Bond oggi: cassaforte Bund, si vendicchia (forse)

 
Reazione immediata ieri del decennale tedesco alle parole di Draghi, che ha confermato come il primo aumento dei tassi in area Bce (Toronto: BCE-PRA.TO - notizie) potrebbe avvenire alla fine dell’estate del prossimo anno: il rendimento è salito in pochi minuti dallo 0,409% allo 0,442% (+8%) per poi ridiscendere in serata allo 0,43%. Un segnale che non ha però convinto del tutto. L’analisi del Bund Future lo conferma. Seduta ribassista ma non tale da rompere il livello dei 159,03, che corrisponde – in termini di analisi tecnica – non solo a un primo sostanziale supporto ma anche all’attuale quota del SuperTrend. Ci vuole ben altro perché si passi a una fase realmente ribassista: ciò avverrebbe prima con la rottura del successivo supporto a 157,8 e poi con lo sforamento della media mobile a 200 sedute, che potrebbero fra l’altro corrispondere nell’arco di qualche seduta. Ma quanto più interessa è proprio il SuperTrend, improntato all’insù ormai da tempo e più precisamente dal 13 marzo scorso. Un periodo certamente lungo, che corrisponde a quello dell’estate 2016, quando il quadro generale era assolutamente differente e nessuno ipotizzava che il “rush” potesse proseguire in maniera così travolgente da portare al superamento dei160. 

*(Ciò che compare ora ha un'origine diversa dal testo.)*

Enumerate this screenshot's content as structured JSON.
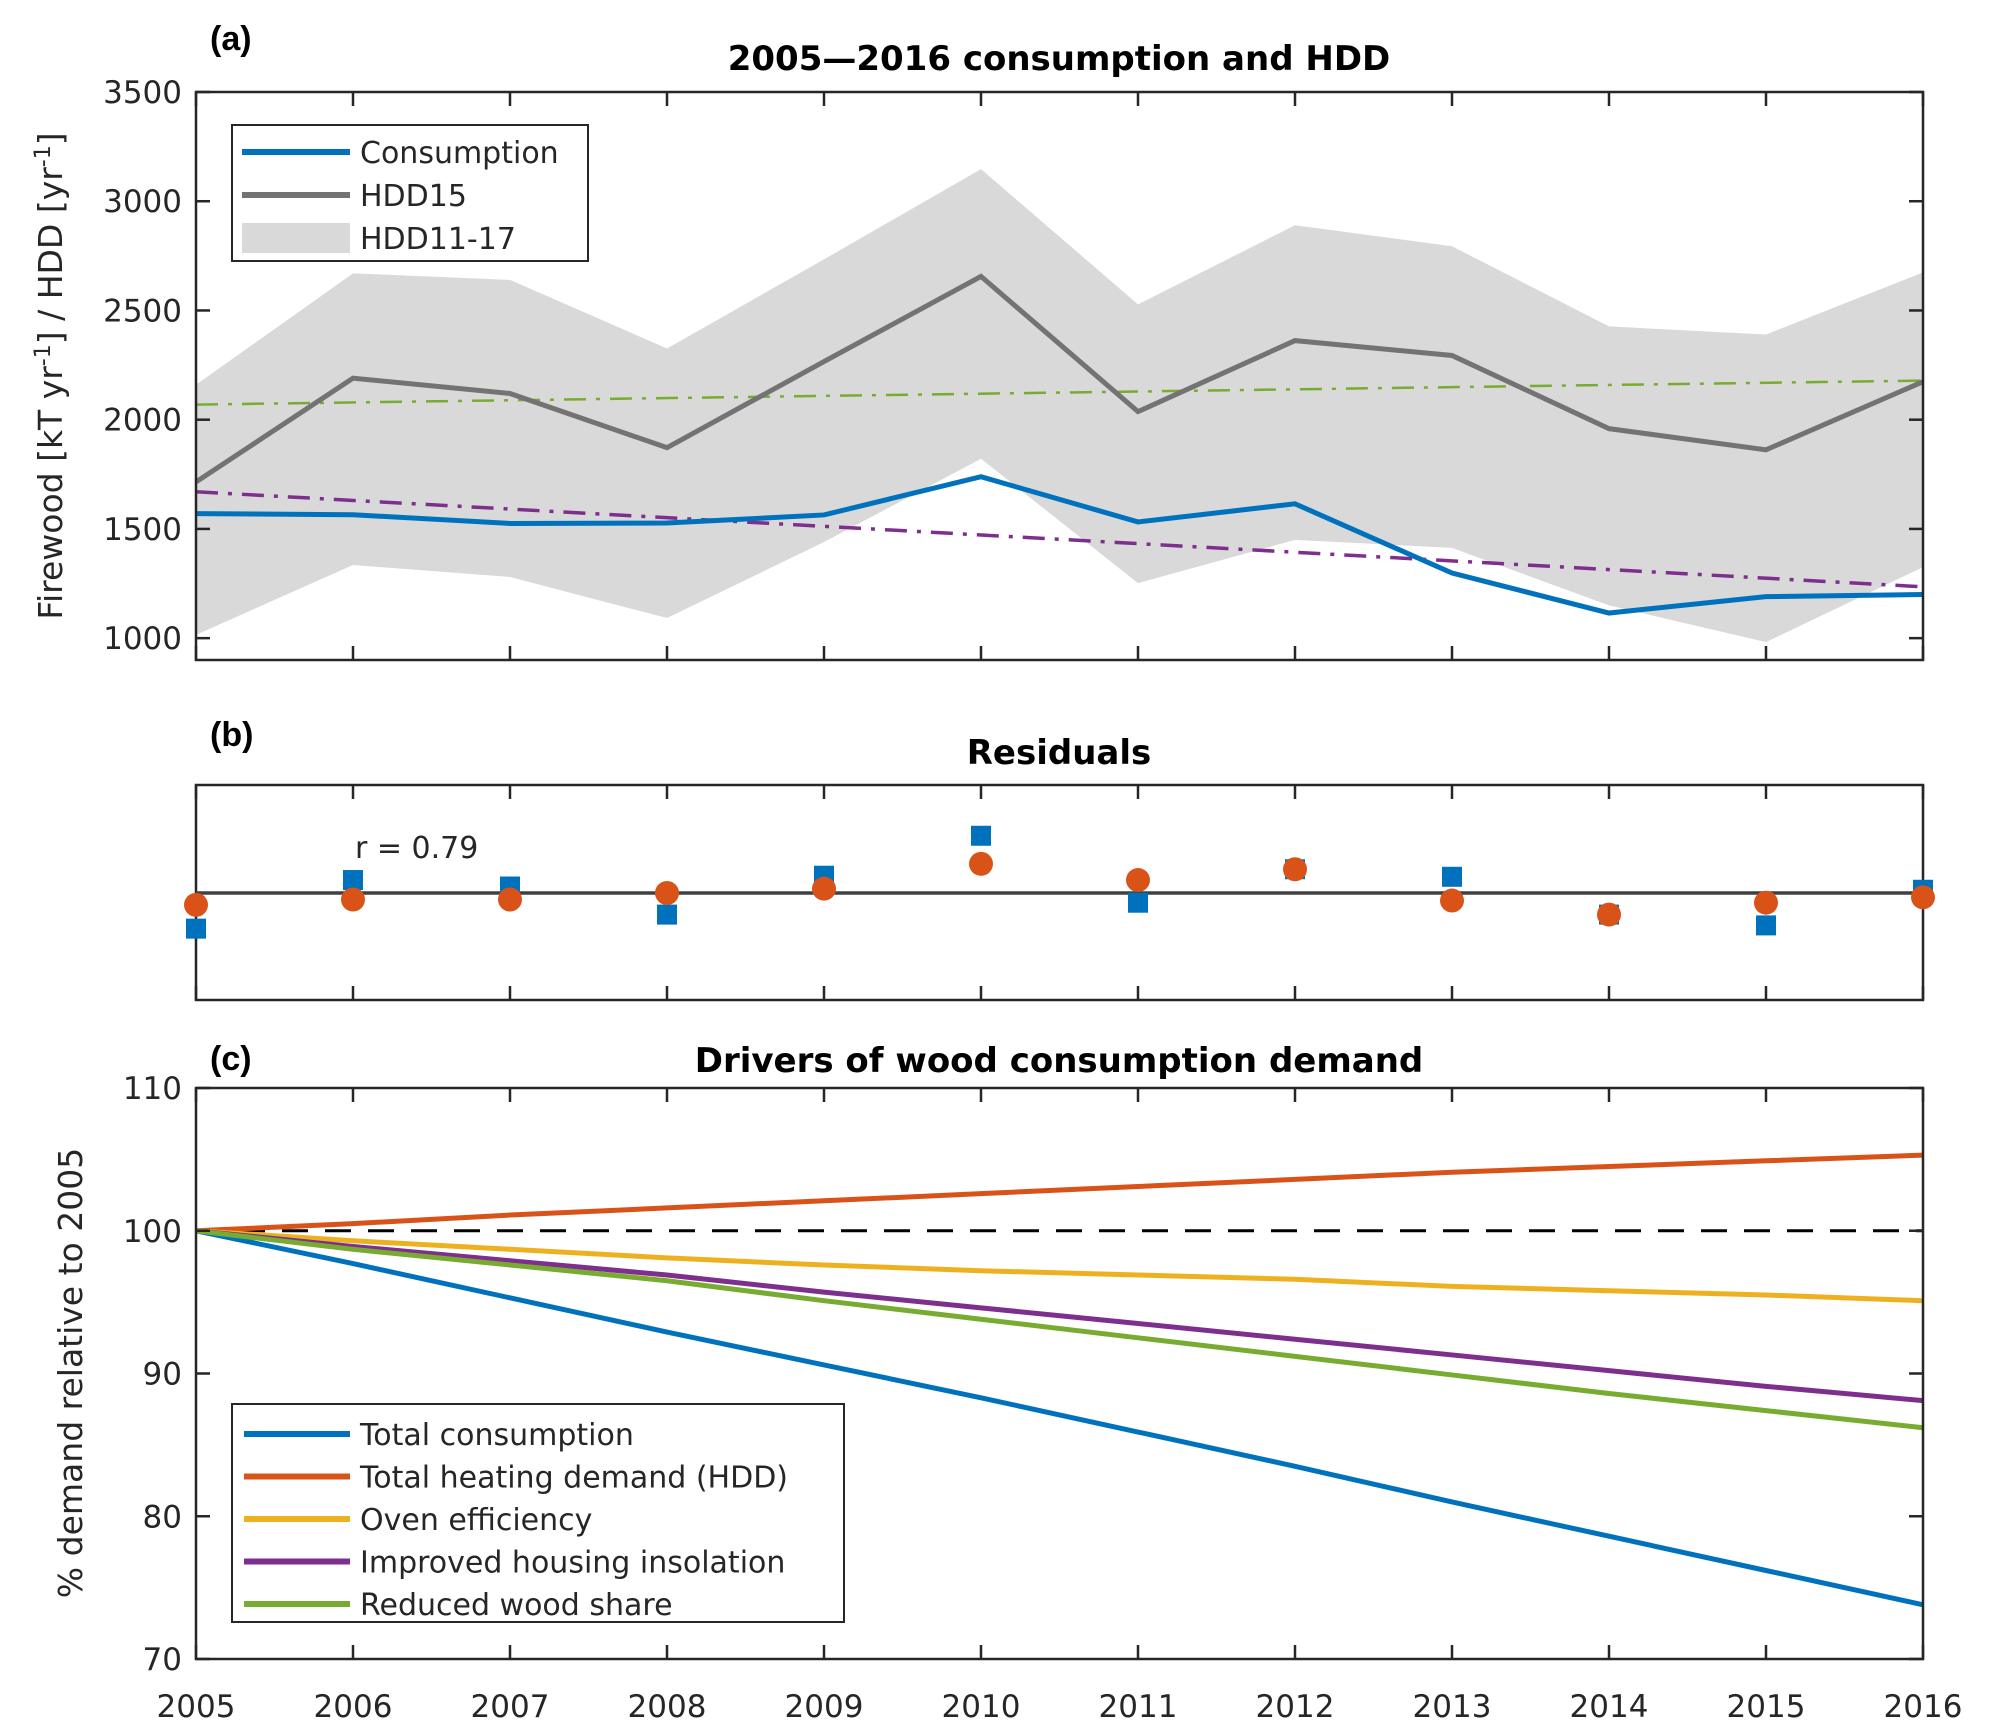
{
  "chart_data": [
    {
      "panel": "(a)",
      "type": "line",
      "title": "2005—2016 consumption and HDD",
      "ylabel": "Firewood [kT yr⁻¹] / HDD [yr⁻¹]",
      "ylabel_parts": [
        "Firewood [kT yr",
        "-1",
        "] / HDD [yr",
        "-1",
        "]"
      ],
      "xlabel": "",
      "x": [
        2005,
        2006,
        2007,
        2008,
        2009,
        2010,
        2011,
        2012,
        2013,
        2014,
        2015,
        2016
      ],
      "xlim": [
        2005,
        2016
      ],
      "ylim": [
        900,
        3500
      ],
      "yticks": [
        1000,
        1500,
        2000,
        2500,
        3000,
        3500
      ],
      "grid": false,
      "legend_position": "top-left",
      "series": [
        {
          "name": "Consumption",
          "color": "#0072BD",
          "style": "solid",
          "values": [
            1570,
            1565,
            1525,
            1527,
            1564,
            1739,
            1532,
            1615,
            1298,
            1115,
            1190,
            1200
          ]
        },
        {
          "name": "HDD15",
          "color": "#737373",
          "style": "solid",
          "values": [
            1715,
            2190,
            2120,
            1872,
            2266,
            2656,
            2037,
            2362,
            2294,
            1959,
            1862,
            2174
          ]
        },
        {
          "name": "HDD11-17",
          "color": "#d9d9d9",
          "style": "band",
          "upper": [
            2160,
            2670,
            2640,
            2326,
            2734,
            3147,
            2528,
            2890,
            2794,
            2427,
            2390,
            2674
          ],
          "lower": [
            1015,
            1335,
            1280,
            1092,
            1440,
            1821,
            1252,
            1450,
            1413,
            1150,
            982,
            1325
          ]
        },
        {
          "name": "HDD15 trend",
          "color": "#77AC30",
          "style": "dashdot",
          "in_legend": false,
          "values": [
            2069,
            2179
          ]
        },
        {
          "name": "Consumption trend",
          "color": "#7E2F8E",
          "style": "dashdot",
          "in_legend": false,
          "values": [
            1670,
            1235
          ]
        }
      ]
    },
    {
      "panel": "(b)",
      "type": "scatter",
      "title": "Residuals",
      "xlabel": "",
      "ylabel": "",
      "x": [
        2005,
        2006,
        2007,
        2008,
        2009,
        2010,
        2011,
        2012,
        2013,
        2014,
        2015,
        2016
      ],
      "xlim": [
        2005,
        2016
      ],
      "ylim": [
        -1,
        1
      ],
      "annotation": "r = 0.79",
      "reference_line": 0,
      "series": [
        {
          "name": "Consumption residual",
          "marker": "square",
          "color": "#0072BD",
          "values": [
            -0.33,
            0.12,
            0.06,
            -0.2,
            0.16,
            0.53,
            -0.09,
            0.22,
            0.15,
            -0.2,
            -0.3,
            0.03
          ]
        },
        {
          "name": "HDD residual",
          "marker": "circle",
          "color": "#D95319",
          "values": [
            -0.11,
            -0.06,
            -0.06,
            0.0,
            0.04,
            0.27,
            0.12,
            0.22,
            -0.07,
            -0.2,
            -0.09,
            -0.04
          ]
        }
      ]
    },
    {
      "panel": "(c)",
      "type": "line",
      "title": "Drivers of wood consumption demand",
      "ylabel": "% demand relative to 2005",
      "xlabel": "",
      "x": [
        2005,
        2006,
        2007,
        2008,
        2009,
        2010,
        2011,
        2012,
        2013,
        2014,
        2015,
        2016
      ],
      "xticks": [
        "2005",
        "2006",
        "2007",
        "2008",
        "2009",
        "2010",
        "2011",
        "2012",
        "2013",
        "2014",
        "2015",
        "2016"
      ],
      "xlim": [
        2005,
        2016
      ],
      "ylim": [
        70,
        110
      ],
      "yticks": [
        70,
        80,
        90,
        100,
        110
      ],
      "grid": false,
      "legend_position": "bottom-left",
      "reference_line": 100,
      "series": [
        {
          "name": "Total consumption",
          "color": "#0072BD",
          "values": [
            100,
            97.7,
            95.3,
            92.9,
            90.6,
            88.3,
            85.9,
            83.5,
            81.0,
            78.6,
            76.2,
            73.8
          ]
        },
        {
          "name": "Total heating demand (HDD)",
          "color": "#D95319",
          "values": [
            100,
            100.5,
            101.1,
            101.6,
            102.1,
            102.6,
            103.1,
            103.6,
            104.1,
            104.5,
            104.9,
            105.3
          ]
        },
        {
          "name": "Oven efficiency",
          "color": "#EDB120",
          "values": [
            100,
            99.3,
            98.7,
            98.1,
            97.6,
            97.2,
            96.9,
            96.6,
            96.1,
            95.8,
            95.5,
            95.1
          ]
        },
        {
          "name": "Improved housing insolation",
          "color": "#7E2F8E",
          "values": [
            100,
            98.9,
            97.9,
            96.9,
            95.7,
            94.6,
            93.5,
            92.4,
            91.3,
            90.2,
            89.1,
            88.1
          ]
        },
        {
          "name": "Reduced wood share",
          "color": "#77AC30",
          "values": [
            100,
            98.7,
            97.6,
            96.5,
            95.1,
            93.8,
            92.5,
            91.2,
            89.9,
            88.6,
            87.4,
            86.2
          ]
        }
      ]
    }
  ],
  "labels": {
    "panel_a": "(a)",
    "panel_b": "(b)",
    "panel_c": "(c)"
  }
}
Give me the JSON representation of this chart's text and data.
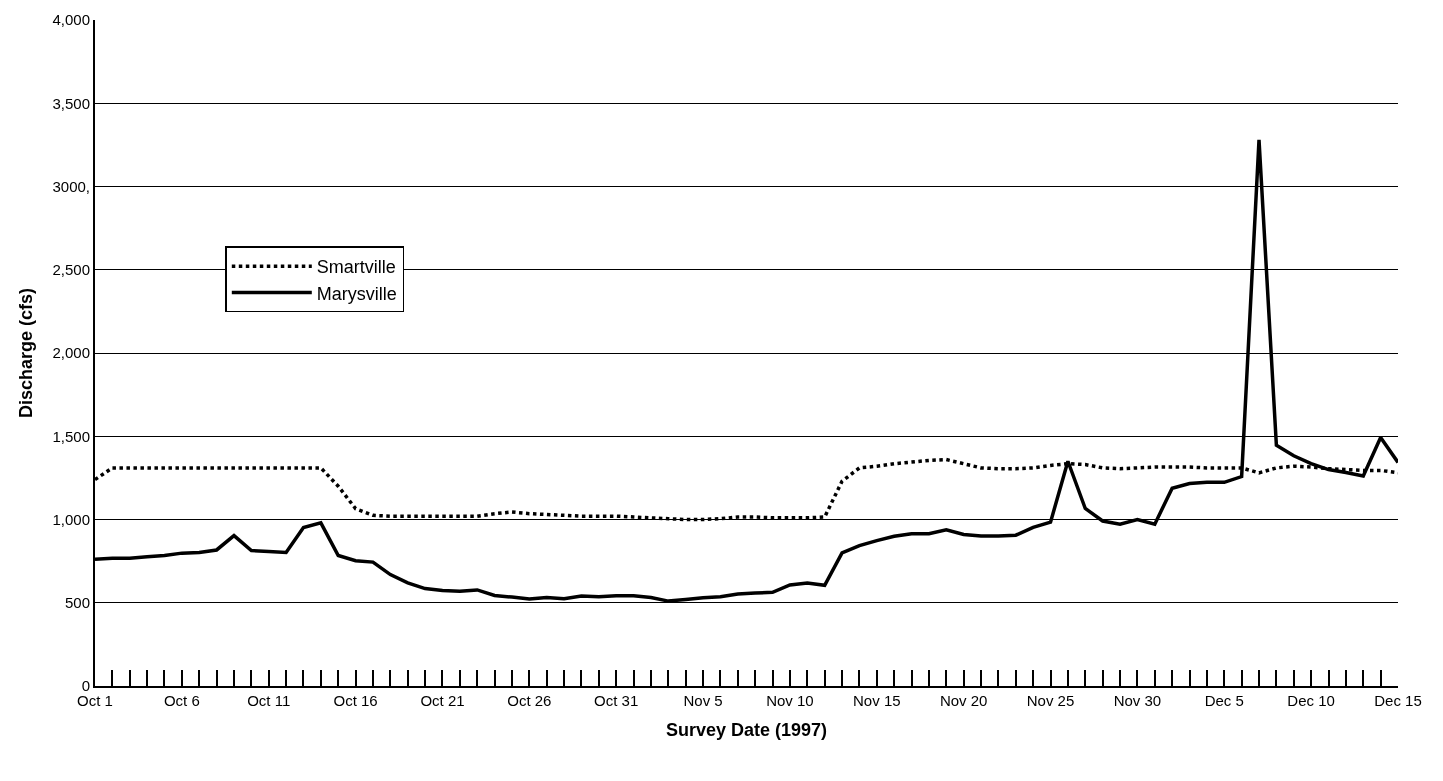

Giorni probabilmente risolutivi
Ieri, dopo il movimento del primo pomeriggio ci si poteva aspettare una chiusura di seduta più netta, con una discesa verso i 159. In realtà il discorso di Draghi – come spesso avviene – ha lasciato intravedere panorami divergenti e alla fine quello meno ottimistico ha preso il sopravvento. Ciò non esclude che le prossime sedute potranno riportare vendite, perché la situazione del Bund è davvero esasperata. Lo dimostra un fatto: la quotazione del Future è oggi quasi doppia rispetto a quella del 2008-2008, allora in piena tempesta Lehman. Certamente nel frattempo si è avuto il Qe ma…se si analizza bene il grafico e si fissa sui 110 la barra di separazione fra trend rialzista e trend super rialzista di lungo periodo, la visione è ben più parossistica di quanto non si creda. L’indice azionario Dax ha performato in maniera altrettanto eccezionale ma con una volatilità nettamente superiore. Inoltre la sua impostazione lascia intravedere scivoloni di medio termine, mentre il Bund ammette correzioni ma non più di tanto. La relativa forza resta inalterata, seppur si possa supporre che un’operazione alleggerimento stia per avviarsi. 
Finito l’uspide del Btp?
Qualche nuovo dubbio sui nostri titoli di Stato è cominciato invece a circolare, sebbene anche ieri si sia vista una candela verde per il Btp long term Future (Francoforte: 923414 - notizie) , inserito però in un mini canale ribassista da tre giorni, che l’ha riportato sul supporto dei 125,1. E’ evidente che dopo cinque nette barre rialziste un po’ di debolezza era inevitabile. Ancora una volta è l’atmosfera politica a condizionare il mercato, che ha ritrovato fiducia nei Btp Italia, collocati ai primi due posti dei migliori movers della seduta, con all’opposto i Btp€i in testa alla classifica dei peggiori. Queste contraddizioni confermano l’incertezza degli investitori di fronte anche alle dichiarazioni di un Draghi quanto meno sorprendente in relazione a un’inflazione ferma all’1,7% su base annua nel prossimo triennio. Si è avuta l’impressione che finanche la Bce non sappia con esattezza valutare i mutamenti futuri, con quell’identico valore in un arco temporale così esteso che sa quasi di numeri ipotizzati a caso. Se perfino il prestigioso centro studi della Banca centrale di Francoforte è in palla figurarsi cosa possono ponderare gli uomini di strada, professionisti o meno della finanza che siano!